The planned split of AGL Energy that billionaire Mike Cannon-Brookes is trying to foil will cost $260m upfront and $35m in extra costs per year for the demerged entities, documents from the energy giant show.
In separate releases to the ASX on Friday afternoon, AGL laid out its details of the demerger ahead of a 15 June vote by shareholders. As the biggest shareholder following his purchase of a 11.3% holding, Cannon-Brookes can block the move with the support of another 13.7% of share owners.
The company aims to list the two separate entities by 22 June. Accel Energy would hold AGL’s electricity generation capacity, including three coal-fired power plants, while AGL Australia would contain the retailing arm and its 4.5 million energy and telecommunication customers.
The scheme booklet lists advantages of the split such as the increased potential for a “change of control” through a takeover, a clearer identification of the individual value of the separate entities and a faster decarbonisation of operations.
Disadvantages include a one-off transaction cost of $260m and extra corporate and operation costs of $35m a year, while “net tax inefficiencies” will add another $125m. The loss of “operational synergies” from breaking up AGL are another risk as is the potential that court and other necessary approvals won’t be secured.
Grok Ventures, Cannon-Brookes’s family-owned company, revealed the share raid on Monday, with the Atlassian cofounder later saying he had received positive responses to his blocking move.
“Fellow AGL shareholders only need to see that the risks and disadvantages section of the demerger booklet run as long as, and in our view, far outweigh any advantages put forward by company,” a Grok spokeswoman said.
“The booklet does nothing to change our view that the demerger plan promotes a terrible outcome for shareholders, communities and the climate.”
Cannon-Brookes wants to halt the demerger in order to quicken the closure of the Bayswater and Loy Yang A power plants in New South Wales and Victoria, respectively, while the third plant, NSW’s Liddell, is already scheduled to shut by next April.
The bid is his second tilt at AGL in three months after the company’s board rejected a full takeover offer with Canadian asset manager Brookfield in March.
For its part, AGL’s chief executive, Graeme Hunt, said the company believed the demerger was the best way to create shareholder value, noting it was also the board’s unanimous recommendation. It was also supported by Grant Samuel’s independent experts’ report.
“This is a plan backed by real investment and a pipeline of real projects to lead Australia’s energy transition,” Hunt said, adding that both new entities would carry investment-grade credit ratings.

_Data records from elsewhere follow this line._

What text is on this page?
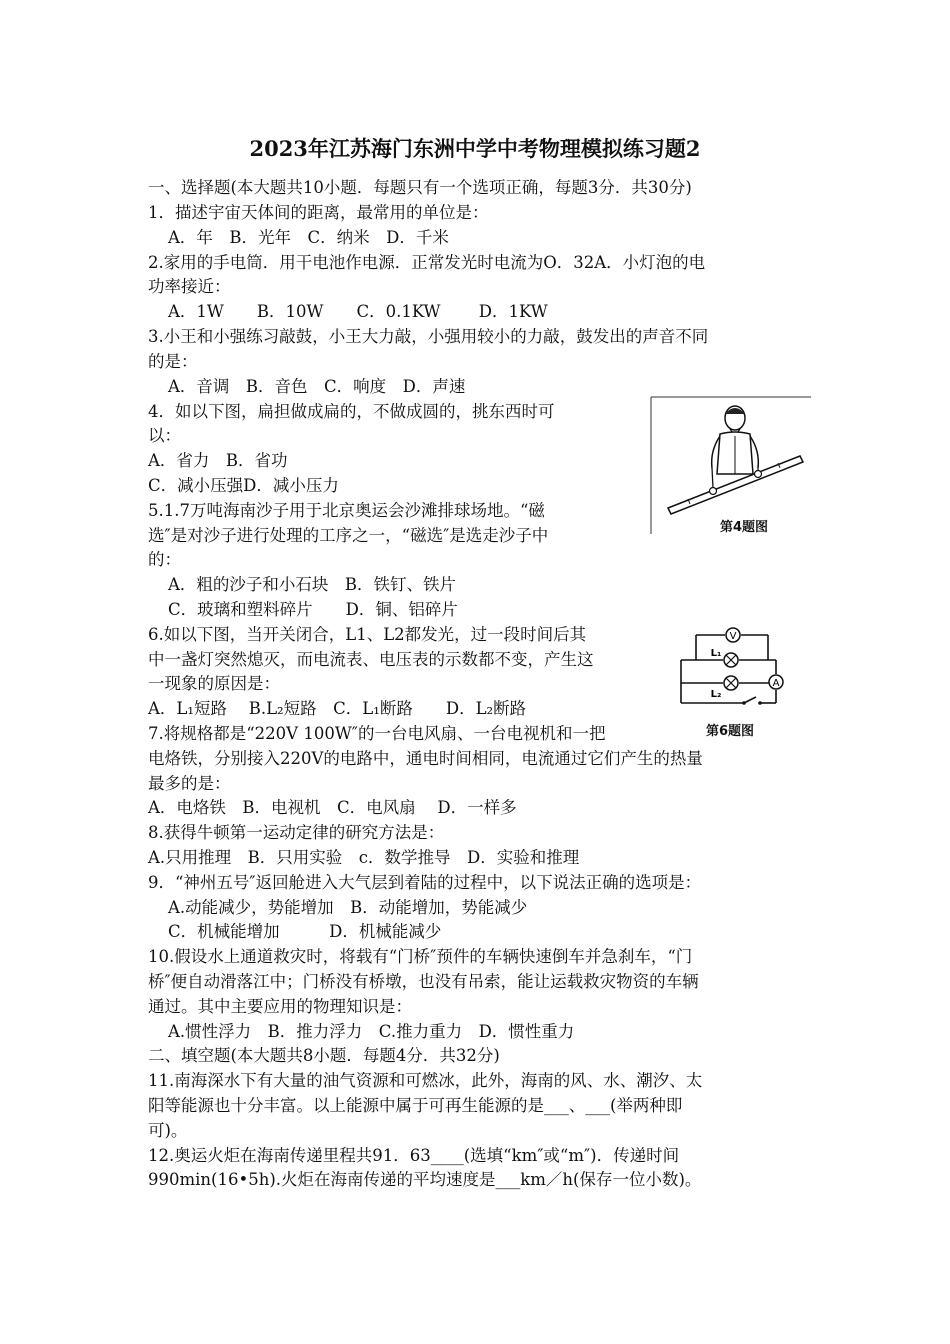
2023年江苏海门东洲中学中考物理模拟练习题2
一、选择题(本大题共10小题．每题只有一个选项正确，每题3分．共30分)
1．描述宇宙天体间的距离，最常用的单位是：
A．年　B．光年　C．纳米　D．千米
2.家用的手电筒．用干电池作电源．正常发光时电流为O．32A．小灯泡的电
功率接近：
A．1W　　B．10W　　C．0.1KW　　 D．1KW
3.小王和小强练习敲鼓，小王大力敲，小强用较小的力敲，鼓发出的声音不同
的是：
A．音调　B．音色　C．响度　D．声速
4．如以下图，扁担做成扁的，不做成圆的，挑东西时可
以：
A．省力　B．省功
C．减小压强D．减小压力
5.1.7万吨海南沙子用于北京奥运会沙滩排球场地。“磁
选″是对沙子进行处理的工序之一，“磁选″是选走沙子中
的：
A．粗的沙子和小石块　B．铁钉、铁片
C．玻璃和塑料碎片　　D．铜、铝碎片
6.如以下图，当开关闭合，L1、L2都发光，过一段时间后其
中一盏灯突然熄灭，而电流表、电压表的示数都不变，产生这
一现象的原因是：
A．L₁短路　 B.L₂短路　C．L₁断路　　D．L₂断路
7.将规格都是“220V 100W″的一台电风扇、一台电视机和一把
电烙铁，分别接入220V的电路中，通电时间相同，电流通过它们产生的热量
最多的是：
A．电烙铁　B．电视机　C．电风扇　 D．一样多
8.获得牛顿第一运动定律的研究方法是：
A.只用推理　B．只用实验　c．数学推导　D．实验和推理
9．“神州五号″返回舱进入大气层到着陆的过程中，以下说法正确的选项是：
A.动能减少，势能增加　B．动能增加，势能减少
C．机械能增加　　　D．机械能减少
10.假设水上通道救灾时，将载有“门桥″预件的车辆快速倒车并急刹车，“门
桥″便自动滑落江中；门桥没有桥墩，也没有吊索，能让运载救灾物资的车辆
通过。其中主要应用的物理知识是：
A.惯性浮力　B．推力浮力　C.推力重力　D．惯性重力
二、填空题(本大题共8小题．每题4分．共32分)
11.南海深水下有大量的油气资源和可燃冰，此外，海南的风、水、潮汐、太
阳等能源也十分丰富。以上能源中属于可再生能源的是___、___(举两种即
可)。
12.奥运火炬在海南传递里程共91．63____(选填“km″或“m″)．传递时间
990min(16•5h).火炬在海南传递的平均速度是___km／h(保存一位小数)。
第4题图
V
L₁
L₂
A
第6题图
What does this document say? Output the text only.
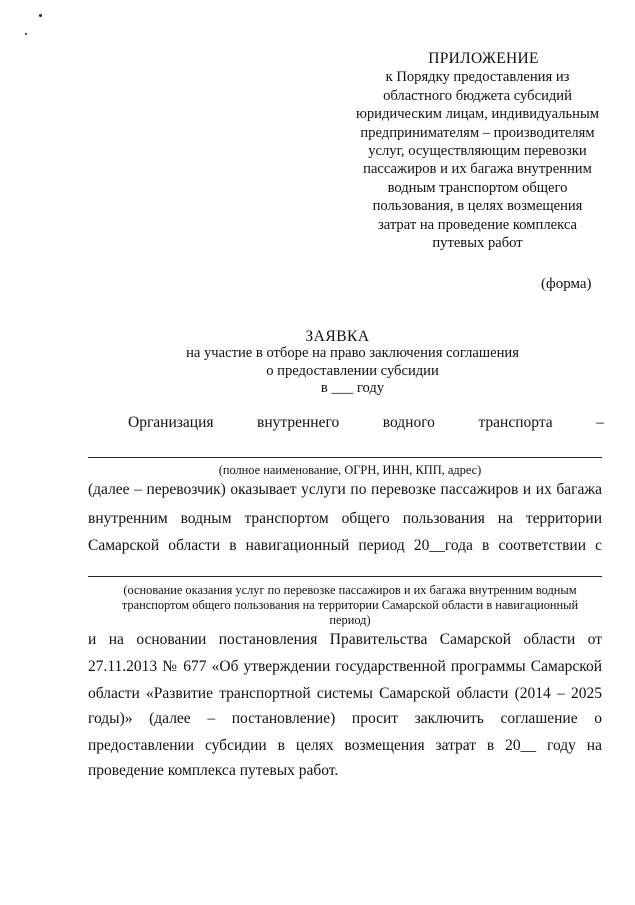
ПРИЛОЖЕНИЕ
к Порядку предоставления из
областного бюджета субсидий
юридическим лицам, индивидуальным
предпринимателям – производителям
услуг, осуществляющим перевозки
пассажиров и их багажа внутренним
водным транспортом общего
пользования, в целях возмещения
затрат на проведение комплекса
путевых работ
(форма)
ЗАЯВКА
на участие в отборе на право заключения соглашения
о предоставлении субсидии
в ___ году
Организация	внутреннего	водного	транспорта	–
(полное наименование, ОГРН, ИНН, КПП, адрес)
(далее – перевозчик) оказывает услуги по перевозке пассажиров и их багажа
внутренним водным транспортом общего пользования на территории
Самарской области в навигационный период 20__года в соответствии с
(основание оказания услуг по перевозке пассажиров и их багажа внутренним водным
транспортом общего пользования на территории Самарской области в навигационный
период)
и на основании постановления Правительства Самарской области от
27.11.2013 № 677 «Об утверждении государственной программы Самарской
области «Развитие транспортной системы Самарской области (2014 – 2025
годы)» (далее – постановление) просит заключить соглашение о
предоставлении субсидии в целях возмещения затрат в 20__ году на
проведение комплекса путевых работ.
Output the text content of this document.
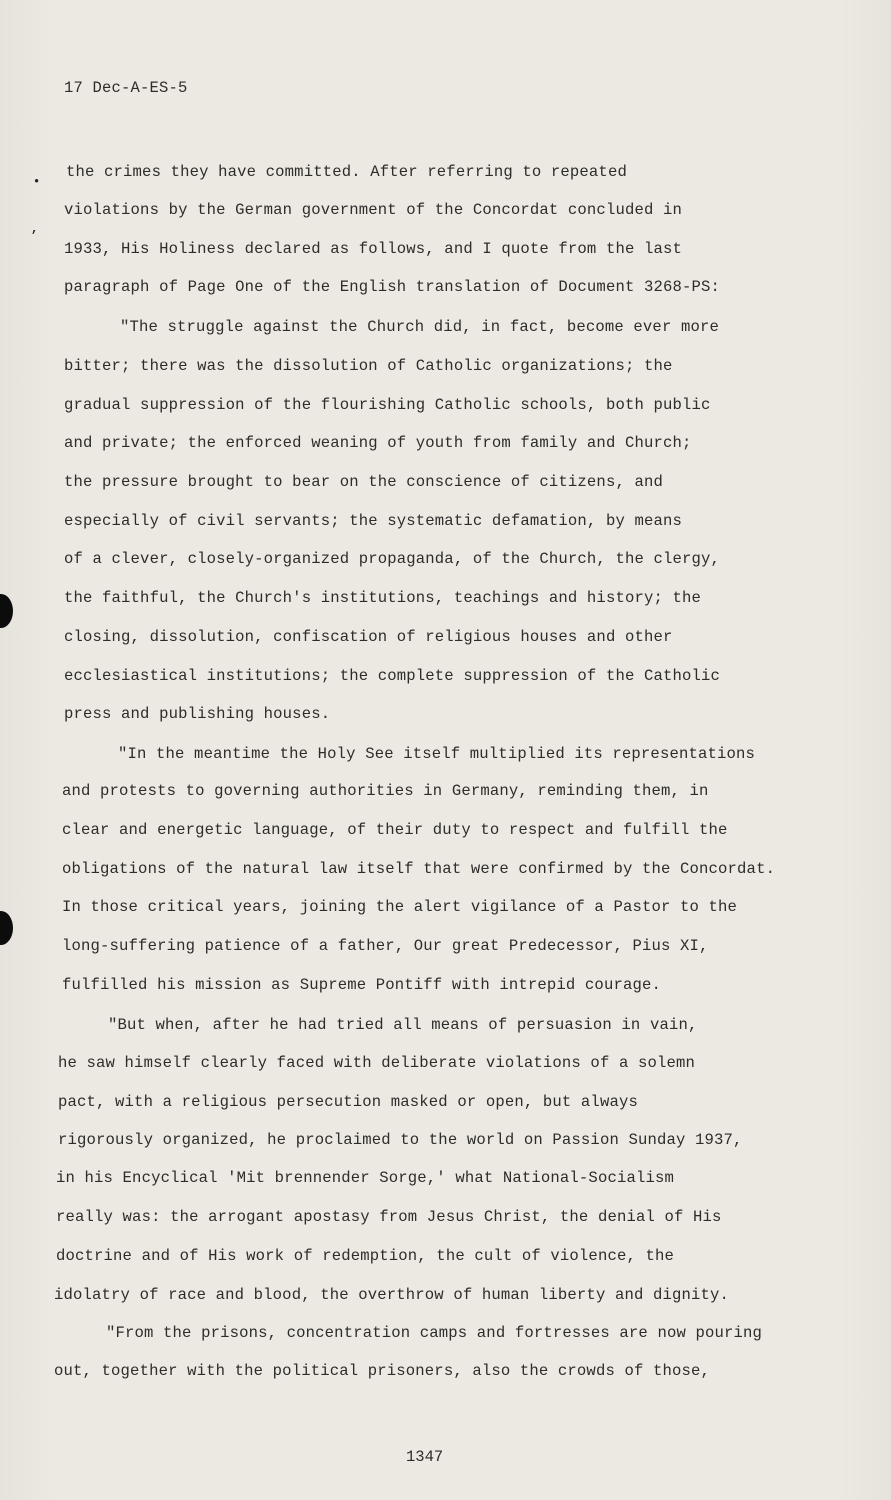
•
,
17 Dec-A-ES-5
the crimes they have committed. After referring to repeated
violations by the German government of the Concordat concluded in
1933, His Holiness declared as follows, and I quote from the last
paragraph of Page One of the English translation of Document 3268-PS:
"The struggle against the Church did, in fact, become ever more
bitter; there was the dissolution of Catholic organizations; the
gradual suppression of the flourishing Catholic schools, both public
and private; the enforced weaning of youth from family and Church;
the pressure brought to bear on the conscience of citizens, and
especially of civil servants; the systematic defamation, by means
of a clever, closely-organized propaganda, of the Church, the clergy,
the faithful, the Church's institutions, teachings and history; the
closing, dissolution, confiscation of religious houses and other
ecclesiastical institutions; the complete suppression of the Catholic
press and publishing houses.
"In the meantime the Holy See itself multiplied its representations
and protests to governing authorities in Germany, reminding them, in
clear and energetic language, of their duty to respect and fulfill the
obligations of the natural law itself that were confirmed by the Concordat.
In those critical years, joining the alert vigilance of a Pastor to the
long-suffering patience of a father, Our great Predecessor, Pius XI,
fulfilled his mission as Supreme Pontiff with intrepid courage.
"But when, after he had tried all means of persuasion in vain,
he saw himself clearly faced with deliberate violations of a solemn
pact, with a religious persecution masked or open, but always
rigorously organized, he proclaimed to the world on Passion Sunday 1937,
in his Encyclical 'Mit brennender Sorge,' what National-Socialism
really was: the arrogant apostasy from Jesus Christ, the denial of His
doctrine and of His work of redemption, the cult of violence, the
idolatry of race and blood, the overthrow of human liberty and dignity.
"From the prisons, concentration camps and fortresses are now pouring
out, together with the political prisoners, also the crowds of those,
1347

“We have invested $4.8bn in renewable and firming generation in the past two decades – the largest by any ASX-listed company – and that is why today we operate the largest portfolio of renewable generation and battery assets of any ASX-listed company,” he said.
However, activist groups, Greenpeace Australia and the Australasian Centre for Corporate Responsibility said the scheme booklets showed neither AGL Australia nor Accel Energy would operate within Paris climate targets. AGL is Australia’s biggest single polluter.
Accel Energy may also be unable to access capital or insurance due to environmental, social and governance issues, Glenn Walker, a Greenpeace Australia Pacific senior campaigner, said.
“AGL’s claim that the demerged AGL Australia will have ‘leading ESG credentials’ is the very definition of greenwashing, given neither AGL Australia nor Accel Energy will align with Paris climate targets,” Walker said.
“This demerger is a turd rolled in glitter, but the marketing sparkle is fooling no one,” Walker said. “Shareholders and customers can smell the stench of climate and financial failure from here.”
ACCR’s director of climate and environment, Dan Gocher, said AGL had ignored the majority of its shareholders by failing to set Paris-aligned targets for Accel Energy.
“In the absence of further detail on AGL Australia’s scope 3 emissions, particularly its electricity off-take arrangements and upstream gas emissions, it is difficult to determine whether its targets are Paris-aligned,” he said.
“Alignment with the Paris agreement across both demerged entities was a fundamental demand of a majority of AGL’s shareholders less than a year ago,” Gocher added. “We don’t expect AGL’s largest shareholders will take well to being ignored.”
The company’s shares fell 0.8% on Friday to $8.35, a smaller drop than the 2.2% decline of the average of the ASX’s top 200 stocks.